What makes PUBG a nice-looking game on PC is somewhat missing in the mobile version. The lighting and particle effects that really sell the look of the game have been removed, and probably for good reason. These types of items can be very demanding on devices. The result is cute-looking entertainment. The terrain, characters, and weapons all look somewhat similar to the PC version, only with more complex and less subtle textures.


The game was running steadily on my LG G6, but it definitely had its fair share of hiccups. I wouldn't recommend playing on anything much older than that. I tried loading the game on the lower iOS option, iPhone 5s, and it crashed before loading the main menu every time. I imagine Android phones of the same age would suffer just as much.


The normal gameplay was going well most of the time. There has always been a serious drop in framerate when skydiving on the island, but that's not entirely shocking. It was wiped out as soon as it landed when the game no longer embodies the entire island.

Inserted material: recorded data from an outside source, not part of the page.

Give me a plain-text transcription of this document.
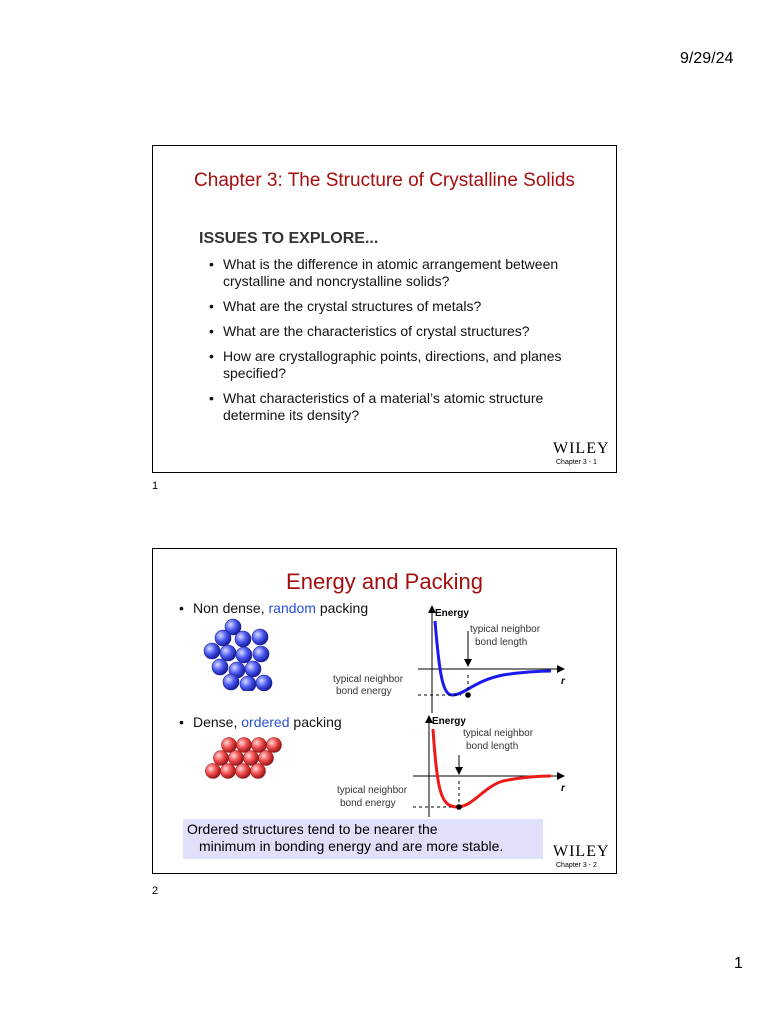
9/29/24
Chapter 3: The Structure of Crystalline Solids
ISSUES TO EXPLORE...
• What is the difference in atomic arrangement between crystalline and noncrystalline solids?
• What are the crystal structures of metals?
• What are the characteristics of crystal structures?
• How are crystallographic points, directions, and planes specified?
• What characteristics of a material’s atomic structure determine its density?
WILEY
Chapter 3 - 1
1
Energy and Packing
• Non dense, random packing
• Dense, ordered packing
Energy
r
typical neighbor
bond length
typical neighbor
bond energy
Energy
r
typical neighbor
bond length
typical neighbor
bond energy
Ordered structures tend to be nearer the
minimum in bonding energy and are more stable.	WILEY
Chapter 3 - 2
2
1
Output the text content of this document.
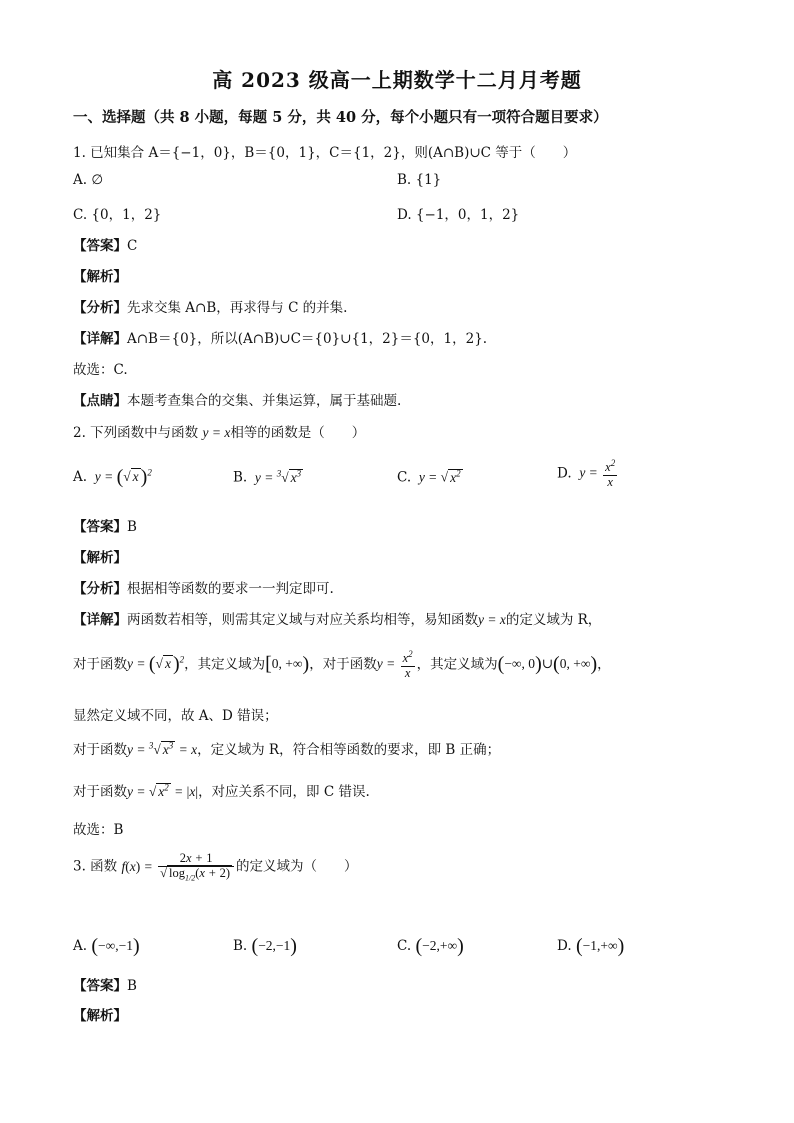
高 2023 级高一上期数学十二月月考题
一、选择题（共 8 小题，每题 5 分，共 40 分，每个小题只有一项符合题目要求）
1. 已知集合 A＝{−1，0}，B＝{0，1}，C＝{1，2}，则(A∩B)∪C 等于（　　）
A. ∅	B. {1}
C. {0，1，2}	D. {−1，0，1，2}
【答案】C
【解析】
【分析】先求交集 A∩B，再求得与 C 的并集.
【详解】A∩B＝{0}，所以(A∩B)∪C＝{0}∪{1，2}＝{0，1，2}.
故选：C.
【点睛】本题考查集合的交集、并集运算，属于基础题.
2. 下列函数中与函数 y = x相等的函数是（　　）
A.  y = (√ x )$^2$	B.  y = $^3$√ $x^3$	C.  y = √ $x^2$	D.  $y = \frac{x^2}{x}$
【答案】B
【解析】
【分析】根据相等函数的要求一一判定即可.
【详解】两函数若相等，则需其定义域与对应关系均相等，易知函数y = x的定义域为 R，
对于函数y = (√ x )$^2$，其定义域为[0, +∞)，对于函数$y = \frac{x^2}{x}$ ，其定义域为(−∞, 0)∪(0, +∞)，
显然定义域不同，故 A、D 错误；
对于函数y = $^3$√ $x^3 = x$，定义域为 R，符合相等函数的要求，即 B 正确；
对于函数y = √ $x^2 = |x|$，对应关系不同，即 C 错误.
故选：B
3. 函数 $f(x) = \frac{2x + 1}{√ \log_{1/2}(x + 2)}$ 的定义域为（　　）
A. (−∞,−1)	B. (−2,−1)	C. (−2,+∞)	D. (−1,+∞)
【答案】B
【解析】
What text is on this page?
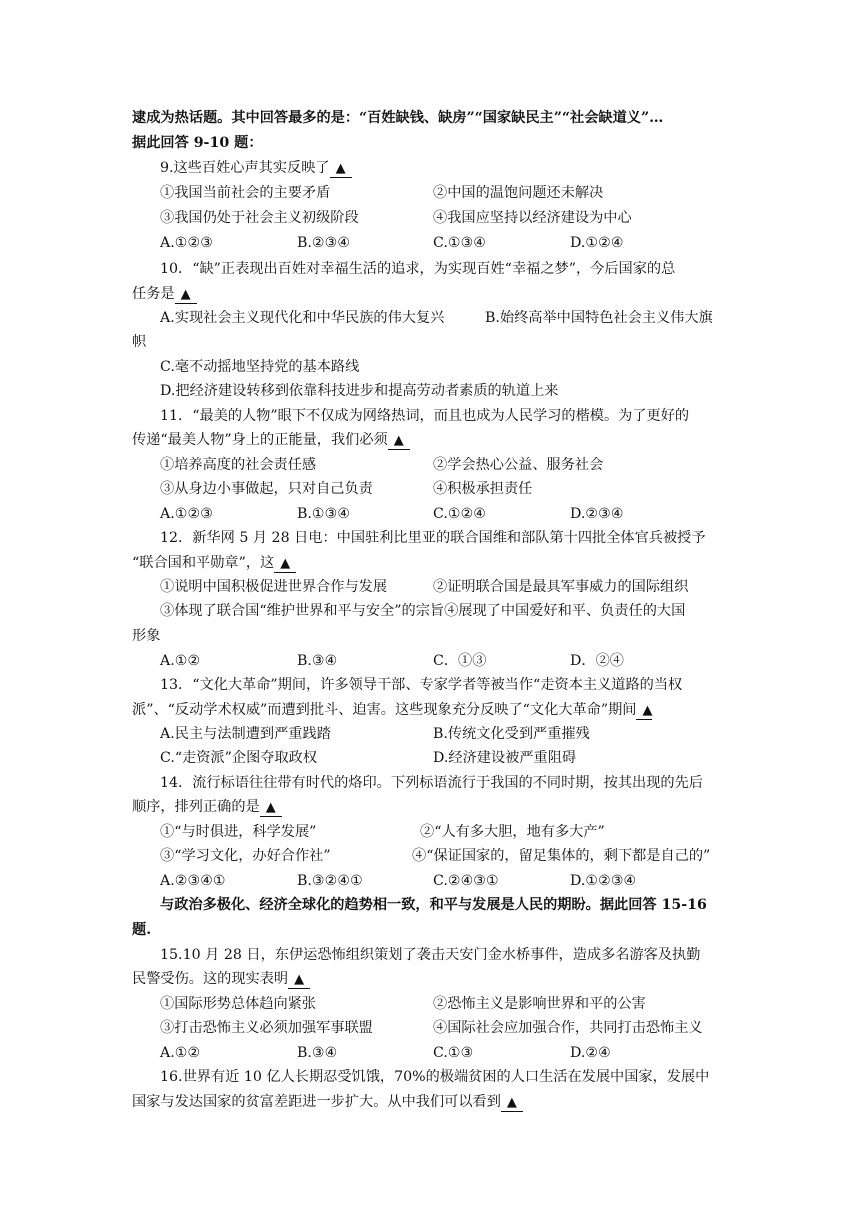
逮成为热话题。其中回答最多的是：“百姓缺钱、缺房”“国家缺民主”“社会缺道义”…
据此回答 9-10 题：
9.这些百姓心声其实反映了 ▲
①我国当前社会的主要矛盾	②中国的温饱问题还未解决
③我国仍处于社会主义初级阶段	④我国应坚持以经济建设为中心
A.①②③	B.②③④	C.①③④	D.①②④
10．“缺”正表现出百姓对幸福生活的追求，为实现百姓“幸福之梦”，今后国家的总
任务是 ▲
A.实现社会主义现代化和中华民族的伟大复兴	B.始终高举中国特色社会主义伟大旗
帜
C.毫不动摇地坚持党的基本路线
D.把经济建设转移到依靠科技进步和提高劳动者素质的轨道上来
11．“最美的人物”眼下不仅成为网络热词，而且也成为人民学习的楷模。为了更好的
传递“最美人物”身上的正能量，我们必须 ▲
①培养高度的社会责任感	②学会热心公益、服务社会
③从身边小事做起，只对自己负责	④积极承担责任
A.①②③	B.①③④	C.①②④	D.②③④
12．新华网 5 月 28 日电：中国驻利比里亚的联合国维和部队第十四批全体官兵被授予
“联合国和平勋章”，这 ▲
①说明中国积极促进世界合作与发展	②证明联合国是最具军事威力的国际组织
③体现了联合国“维护世界和平与安全”的宗旨④展现了中国爱好和平、负责任的大国
形象
A.①②	B.③④	C．①③	D．②④
13．“文化大革命”期间，许多领导干部、专家学者等被当作“走资本主义道路的当权
派”、“反动学术权威”而遭到批斗、迫害。这些现象充分反映了“文化大革命”期间 ▲
A.民主与法制遭到严重践踏	B.传统文化受到严重摧残
C.“走资派”企图夺取政权	D.经济建设被严重阻碍
14．流行标语往往带有时代的烙印。下列标语流行于我国的不同时期，按其出现的先后
顺序，排列正确的是 ▲
①“与时俱进，科学发展”	②“人有多大胆，地有多大产”
③“学习文化，办好合作社”	④“保证国家的，留足集体的，剩下都是自己的”
A.②③④①	B.③②④①	C.②④③①	D.①②③④
与政治多极化、经济全球化的趋势相一致，和平与发展是人民的期盼。据此回答 15-16
题.
15.10 月 28 日，东伊运恐怖组织策划了袭击天安门金水桥事件，造成多名游客及执勤
民警受伤。这的现实表明 ▲
①国际形势总体趋向紧张	②恐怖主义是影响世界和平的公害
③打击恐怖主义必须加强军事联盟	④国际社会应加强合作，共同打击恐怖主义
A.①②	B.③④	C.①③	D.②④
16.世界有近 10 亿人长期忍受饥饿，70%的极端贫困的人口生活在发展中国家，发展中
国家与发达国家的贫富差距进一步扩大。从中我们可以看到 ▲
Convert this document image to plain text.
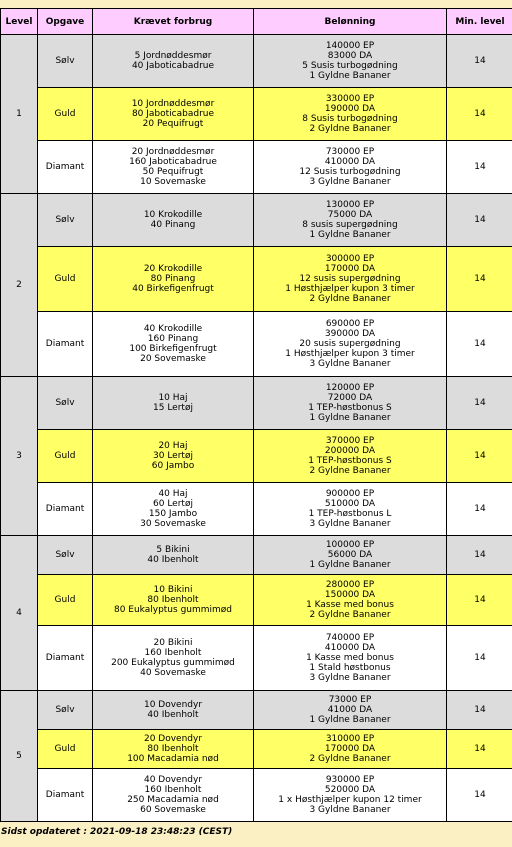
Level	Opgave	Krævet forbrug	Belønning	Min. level
1	Sølv	5 Jordnøddesmør
40 Jaboticabadrue	140000 EP
83000 DA
5 Susis turbogødning
1 Gyldne Bananer	14
	Guld	10 Jordnøddesmør
80 Jaboticabadrue
20 Pequifrugt	330000 EP
190000 DA
8 Susis turbogødning
2 Gyldne Bananer	14
	Diamant	20 Jordnøddesmør
160 Jaboticabadrue
50 Pequifrugt
10 Sovemaske	730000 EP
410000 DA
12 Susis turbogødning
3 Gyldne Bananer	14
2	Sølv	10 Krokodille
40 Pinang	130000 EP
75000 DA
8 susis supergødning
1 Gyldne Bananer	14
	Guld	20 Krokodille
80 Pinang
40 Birkefigenfrugt	300000 EP
170000 DA
12 susis supergødning
1 Høsthjælper kupon 3 timer
2 Gyldne Bananer	14
	Diamant	40 Krokodille
160 Pinang
100 Birkefigenfrugt
20 Sovemaske	690000 EP
390000 DA
20 susis supergødning
1 Høsthjælper kupon 3 timer
3 Gyldne Bananer	14
3	Sølv	10 Haj
15 Lertøj	120000 EP
72000 DA
1 TEP-høstbonus S
1 Gyldne Bananer	14
	Guld	20 Haj
30 Lertøj
60 Jambo	370000 EP
200000 DA
1 TEP-høstbonus S
2 Gyldne Bananer	14
	Diamant	40 Haj
60 Lertøj
150 Jambo
30 Sovemaske	900000 EP
510000 DA
1 TEP-høstbonus L
3 Gyldne Bananer	14
4	Sølv	5 Bikini
40 Ibenholt	100000 EP
56000 DA
1 Gyldne Bananer	14
	Guld	10 Bikini
80 Ibenholt
80 Eukalyptus gummimød	280000 EP
150000 DA
1 Kasse med bonus
2 Gyldne Bananer	14
	Diamant	20 Bikini
160 Ibenholt
200 Eukalyptus gummimød
40 Sovemaske	740000 EP
410000 DA
1 Kasse med bonus
1 Stald høstbonus
3 Gyldne Bananer	14
5	Sølv	10 Dovendyr
40 Ibenholt	73000 EP
41000 DA
1 Gyldne Bananer	14
	Guld	20 Dovendyr
80 Ibenholt
100 Macadamia nød	310000 EP
170000 DA
2 Gyldne Bananer	14
	Diamant	40 Dovendyr
160 Ibenholt
250 Macadamia nød
60 Sovemaske	930000 EP
520000 DA
1 x Høsthjælper kupon 12 timer
3 Gyldne Bananer	14
Sidst opdateret : 2021-09-18 23:48:23 (CEST)
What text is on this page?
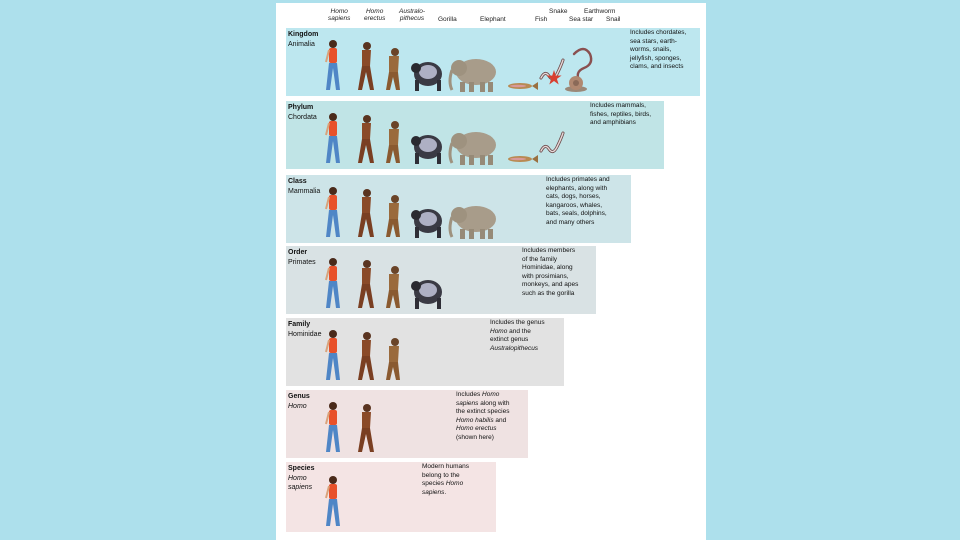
Homo
sapiens
Homo
erectus
Australo-
pithecus Gorilla	Elephant	Fish
Snake
Sea star
Earthworm
Snail
Kingdom
Animalia
Includes chordates,
sea stars, earth-
worms, snails,
jellyfish, sponges,
clams, and insects
Phylum
Chordata
Includes mammals,
fishes, reptiles, birds,
and amphibians
Class
Mammalia
Includes primates and
elephants, along with
cats, dogs, horses,
kangaroos, whales,
bats, seals, dolphins,
and many others
Order
Primates
Includes members
of the family
Hominidae, along
with prosimians,
monkeys, and apes
such as the gorilla
Family
Hominidae
Includes the genus
Homo and the
extinct genus
Australopithecus
Genus
Homo
Includes Homo
sapiens along with
the extinct species
Homo habilis and
Homo erectus
(shown here)
Species
Homo
sapiens
Modern humans
belong to the
species Homo
sapiens.
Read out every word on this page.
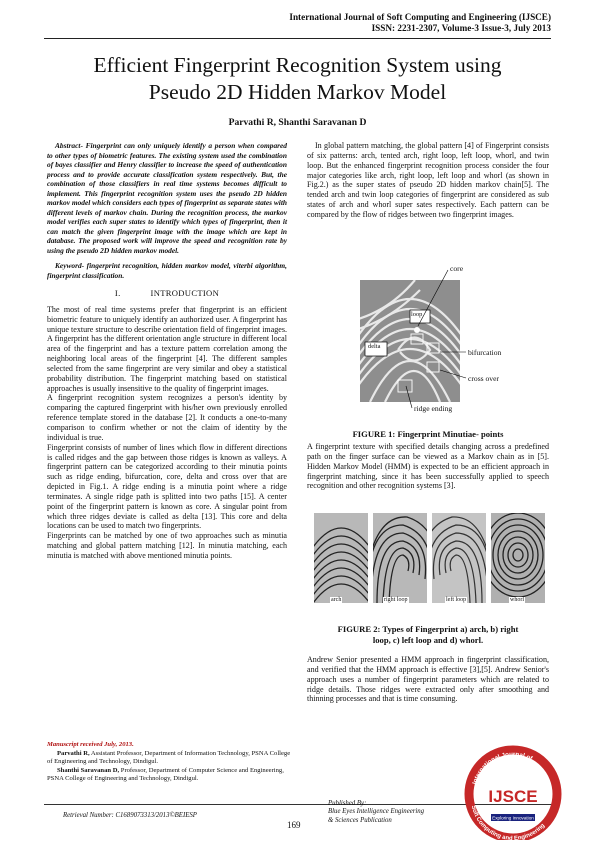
International Journal of Soft Computing and Engineering (IJSCE)
ISSN: 2231-2307, Volume-3 Issue-3, July 2013
Efficient Fingerprint Recognition System using
Pseudo 2D Hidden Markov Model
Parvathi R, Shanthi Saravanan D

Abstract- Fingerprint can only uniquely identify a person when compared to other types of biometric features. The existing system used the combination of bayes classifier and Henry classifier to increase the speed of authentication process and to provide accurate classification system respectively. But, the combination of those classifiers in real time systems becomes difficult to implement. This fingerprint recognition system uses the pseudo 2D hidden markov model which considers each types of fingerprint as separate states with different levels of markov chain. During the recognition process, the markov model verifies each super states to identify which types of fingerprint, then it can match the given fingerprint image with the image which are kept in database. The proposed work will improve the speed and recognition rate by using the pseudo 2D hidden markov model.

Keyword- fingerprint recognition, hidden markov model, viterbi algorithm, fingerprint classification.

I.	INTRODUCTION

The most of real time systems prefer that fingerprint is an efficient biometric feature to uniquely identify an authorized user. A fingerprint has unique texture structure to describe orientation field of fingerprint images. A fingerprint has the different orientation angle structure in different local area of the fingerprint and has a texture pattern correlation among the neighboring local areas of the fingerprint [4]. The different samples selected from the same fingerprint are very similar and obey a statistical probability distribution. The fingerprint matching based on statistical approaches is usually insensitive to the quality of fingerprint images.

A fingerprint recognition system recognizes a person's identity by comparing the captured fingerprint with his/her own previously enrolled reference template stored in the database [2]. It conducts a one-to-many comparison to confirm whether or not the claim of identity by the individual is true.

Fingerprint consists of number of lines which flow in different directions is called ridges and the gap between those ridges is known as valleys. A fingerprint pattern can be categorized according to their minutia points such as ridge ending, bifurcation, core, delta and cross over that are depicted in Fig.1. A ridge ending is a minutia point where a ridge terminates. A single ridge path is splitted into two paths [15]. A center point of the fingerprint pattern is known as core. A singular point from which three ridges deviate is called as delta [13]. This core and delta locations can be used to match two fingerprints.

Fingerprints can be matched by one of two approaches such as minutia matching and global pattern matching [12]. In minutia matching, each minutia is matched with above mentioned minutia points.

In global pattern matching, the global pattern [4] of Fingerprint consists of six patterns: arch, tented arch, right loop, left loop, whorl, and twin loop. But the enhanced fingerprint recognition process consider the four major categories like arch, right loop, left loop and whorl (as shown in Fig.2.) as the super states of pseudo 2D hidden markov chain[5]. The tended arch and twin loop categories of fingerprint are considered as sub states of arch and whorl super sates respectively. Each pattern can be compared by the flow of ridges between two fingerprint images.

core
loop
delta
bifurcation
cross over
ridge ending
FIGURE 1: Fingerprint Minutiae- points

A fingerprint texture with specified details changing across a predefined path on the finger surface can be viewed as a Markov chain as in [5]. Hidden Markov Model (HMM) is expected to be an efficient approach in fingerprint matching, since it has been successfully applied to speech recognition and other recognition systems [3].

arch	right loop	left loop	whorl
FIGURE 2: Types of Fingerprint a) arch, b) right
loop, c) left loop and d) whorl.

Andrew Senior presented a HMM approach in fingerprint classification, and verified that the HMM approach is effective [3],[5]. Andrew Senior's approach uses a number of fingerprint parameters which are related to ridge details. Those ridges were extracted only after smoothing and thinning processes and that is time consuming.

Manuscript received July, 2013.

Parvathi R, Assistant Professor, Department of Information Technology, PSNA College of Engineering and Technology, Dindigul.

Shanthi Saravanan D, Professor, Department of Computer Science and Engineering, PSNA College of Engineering and Technology, Dindigul.

Retrieval Number: C1689073313/2013©BEIESP
169
Published By:
Blue Eyes Intelligence Engineering
& Sciences Publication
International Journal of
Soft Computing and Engineering
IJSCE
Exploring Innovation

The sound is so terrible. In most versions of PUBG, hearing the direction and volume of sounds such as gunshots and footsteps is very important for recognizing an enemy's location. It is very difficult to find out this information in the mobile version. The steps were particularly high and they all looked pretty much the same to me. No matter where they were, as soon as one of them was 15 or 20 feet away from me, it looked the same. Everything looked bad too.


conclusion


You don't need to be sensitive to go far in PUBG Mobile. Part of this is due to the inclusion of bots in the early levels, allowing you to get used to the game's controls without experiencing the usual disciplinary difficulties. However, imprecise game controls make the game experience more fluid and less stressful. I think that's a shame.


What makes PUBG really great on PC is the tension of having to methodically reach the middle of the map while switching between cat and mouse, and not knowing where the next enemy will appear. It's a completely different shooting experience than most games, a lot of which is missing in PUBG Mobile.


PUBG Mobile is a fun game, but not too tense.